В развитии поединка - и Микенского царства в целом - образовался своего рода тупик, который как раз совпал с проснувшимся в Язоне интересом к чужим делам и длительному пребыванию вне дома. Для всех участников спора он оказался самым подходящим кандидатом в посредники: он был независимым лицом, не заинтересованным ни в чем, кроме мира; он сам правил царством, мог говорить с царями на равных; о губительной братской вражде ему было известно из первых рук, а уж все тонкости, связанные с изначальной причиной междоусобицы - златошерстным барашком, миниатюрной копией знаменитой добычи, которую он привез из Колхиды, - составляли основное содержание самых деятельных лет его жизни.
Начав с Атрея, бившегося над неразрешимой загадкой, как спасти свой народ от устойчивого неурожая, не потеряв при этом трона, Язон разъяснил царю, что вернуть Фиеста в город отнюдь не означает уступить ему весь дворец. Достаточно отвести брату помещение с крепкими стенами, предпочтительно подземное и с надежными запорами. Когда у Атрея прояснилось в голове, затуманенной властным повелением богов и привычкой мыслить в конечных категориях, он проявил себя не менее хитроумным, чем его новый советник, решив, что, пока будут идти поиски скрывавшегося Фиеста, стоит последить за его оставшимися детьми, а если удастся, привлечь их на свою сторону.

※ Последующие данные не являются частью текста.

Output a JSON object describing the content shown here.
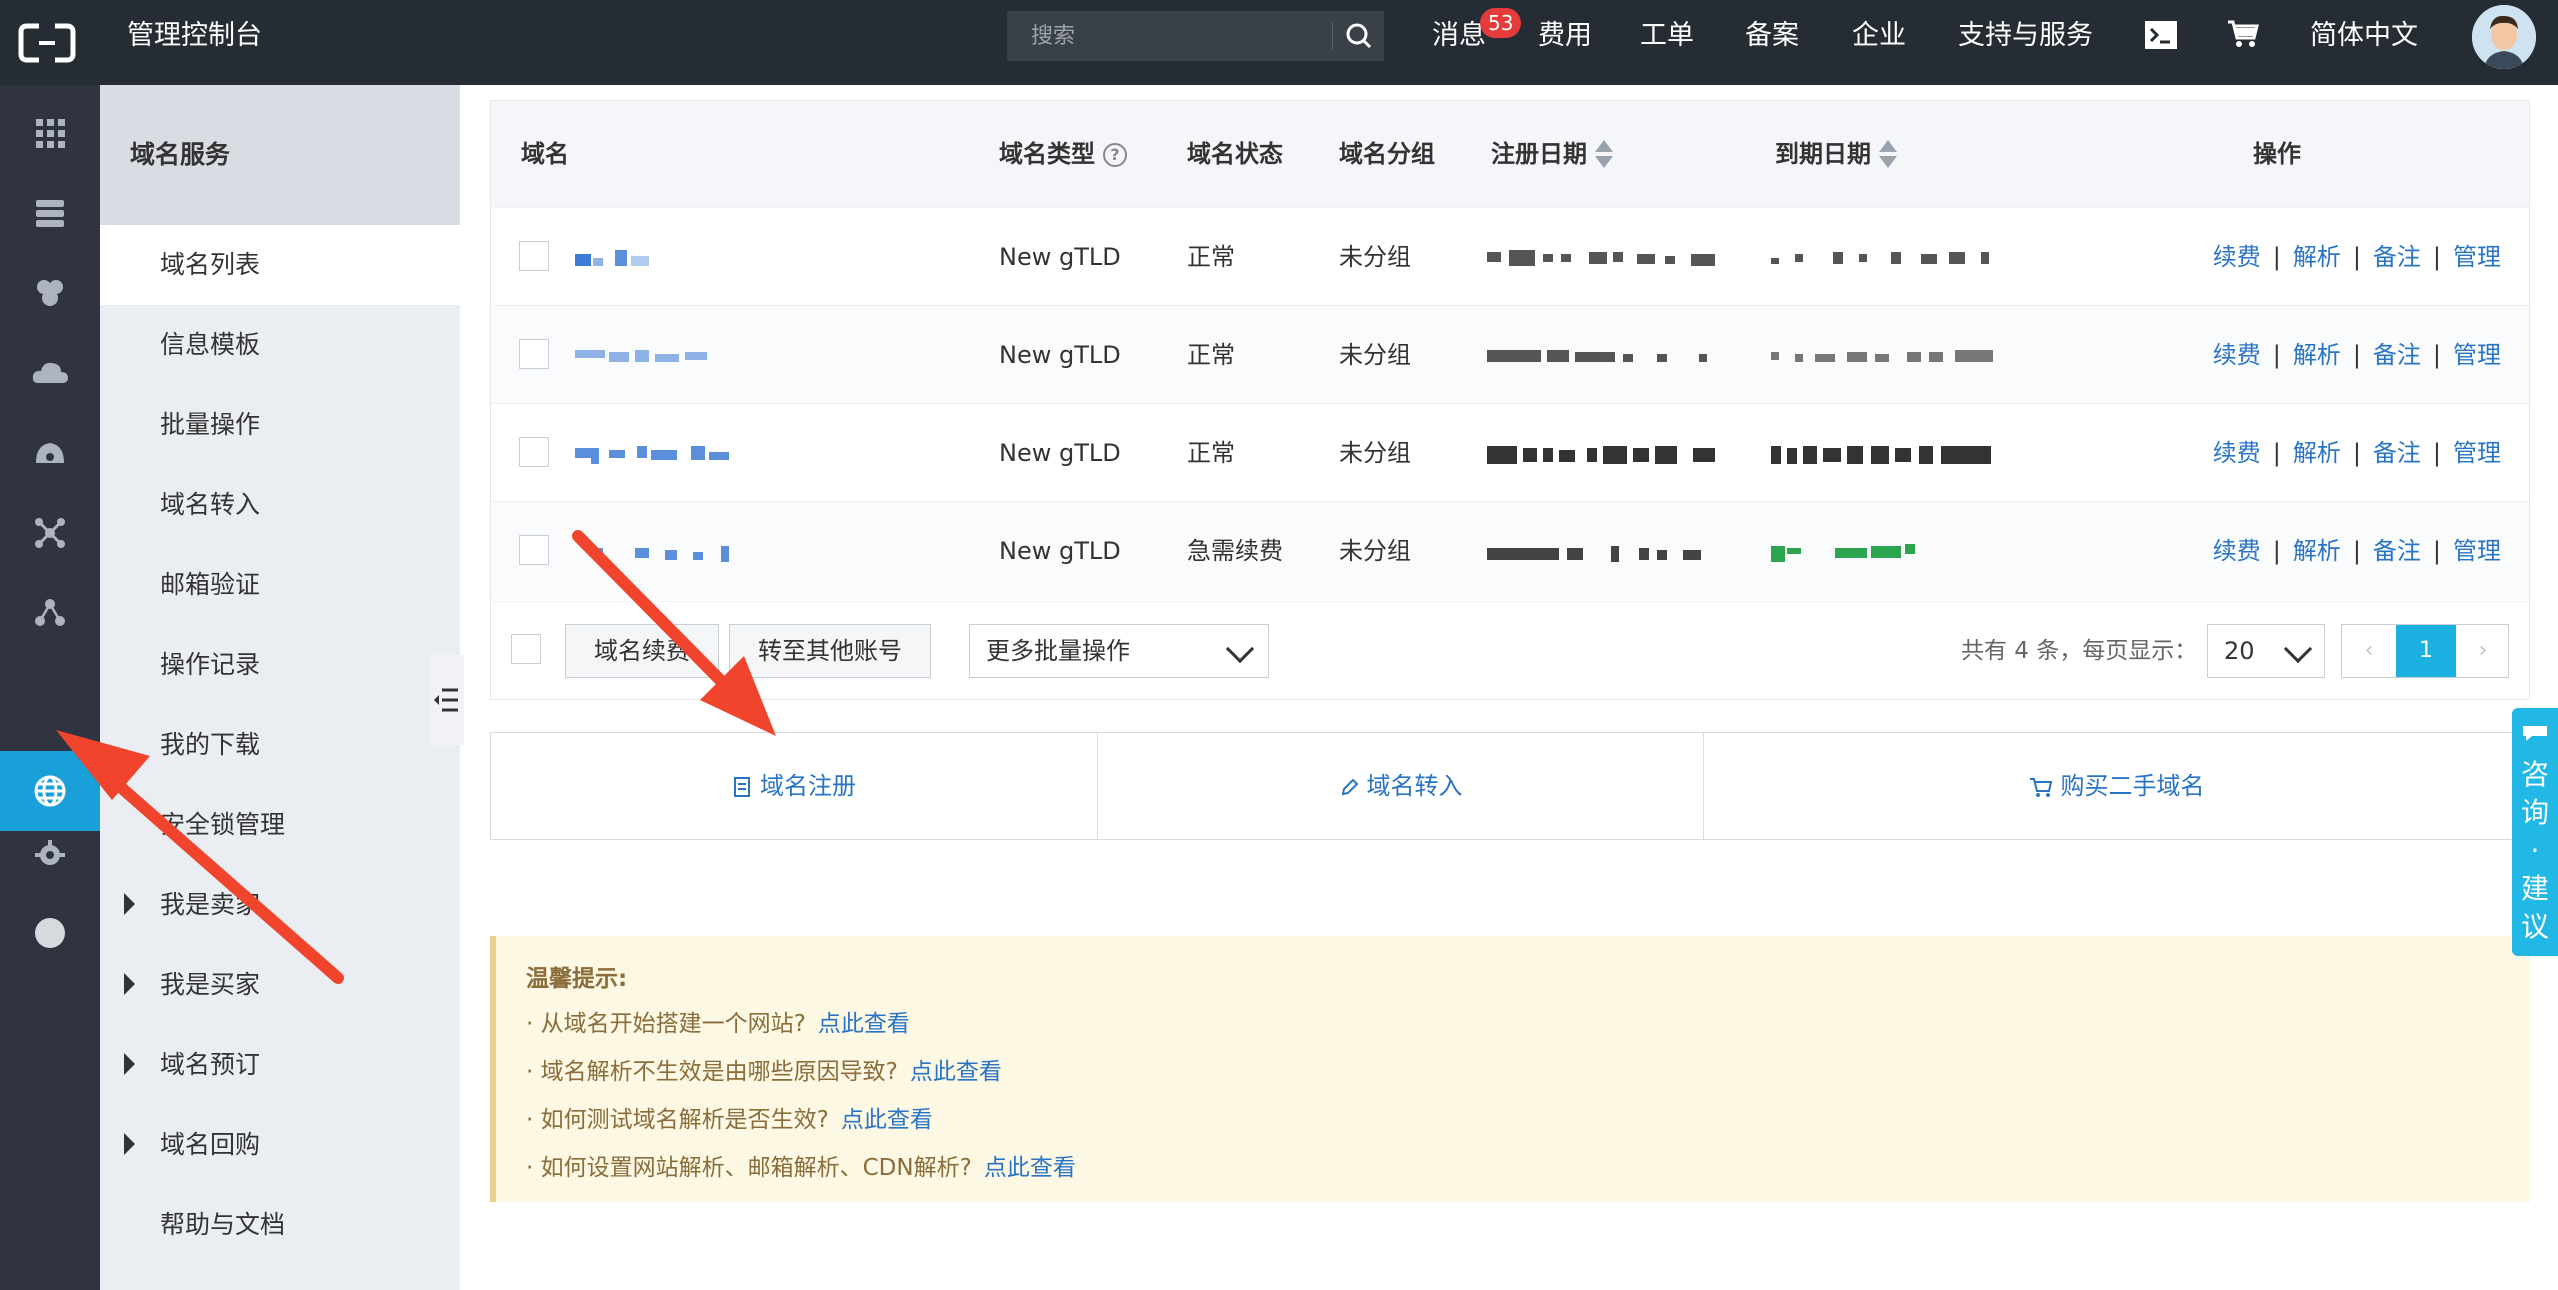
{
  "topbar": {
    "title": "管理控制台",
    "search_placeholder": "搜索",
    "nav": [
      "消息",
      "费用",
      "工单",
      "备案",
      "企业",
      "支持与服务",
      "简体中文"
    ],
    "message_badge": "53"
  },
  "sidebar": {
    "title": "域名服务",
    "items": [
      "域名列表",
      "信息模板",
      "批量操作",
      "域名转入",
      "邮箱验证",
      "操作记录",
      "我的下载",
      "安全锁管理",
      "我是卖家",
      "我是买家",
      "域名预订",
      "域名回购",
      "帮助与文档"
    ]
  },
  "table": {
    "headers": [
      "域名",
      "域名类型",
      "域名状态",
      "域名分组",
      "注册日期",
      "到期日期",
      "操作"
    ],
    "rows": [
      {
        "type": "New gTLD",
        "status": "正常",
        "group": "未分组"
      },
      {
        "type": "New gTLD",
        "status": "正常",
        "group": "未分组"
      },
      {
        "type": "New gTLD",
        "status": "正常",
        "group": "未分组"
      },
      {
        "type": "New gTLD",
        "status": "急需续费",
        "group": "未分组"
      }
    ],
    "ops": [
      "续费",
      "解析",
      "备注",
      "管理"
    ]
  },
  "footer": {
    "btn_renew": "域名续费",
    "btn_transfer": "转至其他账号",
    "batch_select": "更多批量操作",
    "total": "共有 4 条，每页显示：",
    "page_size": "20",
    "page_prev": "‹",
    "current_page": "1",
    "page_next": "›"
  },
  "actions": [
    "域名注册",
    "域名转入",
    "购买二手域名"
  ],
  "tips": {
    "title": "温馨提示:",
    "items": [
      "· 从域名开始搭建一个网站?",
      "· 域名解析不生效是由哪些原因导致?",
      "· 如何测试域名解析是否生效?",
      "· 如何设置网站解析、邮箱解析、CDN解析?"
    ],
    "link": "点此查看"
  },
  "consult": [
    "咨",
    "询",
    "·",
    "建",
    "议"
  ],
  "colors": {
    "topbar": "#262c33",
    "rail": "#2f3440",
    "accent": "#19a0d8",
    "link": "#2a74c6",
    "arrow": "#f0442d"
  }
}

Беда была в том, что в мясорубке вражды, а определение это уже почти лишилось смягчающего ореола метафоры, гибли пока именно дети братьев, и оставалось их совсем немного. Однако были сведения, что где-то неподалеку, в безвестности и уединении, живет дочь Фиеста, воспитывая сына. Найти Пелопию сыщикам царя было гораздо легче, чем вступить с ней в переговоры, но тут как раз совершенно незаменимым стал Язон, не представлявший для дочери изгнанника видимой опасности, даже наоборот - располагавший к себе славой героя и главы мирного соседнего царства.
Пелопия долго оставалась пугливой и неразговорчивой, но в конце концов не знавшему устали Язону удалось ее окончательно очаровать, и тогда он выведал у несчастной женщины позорную тайну. Сын, которого она растила, был зачат ею от собственного отца.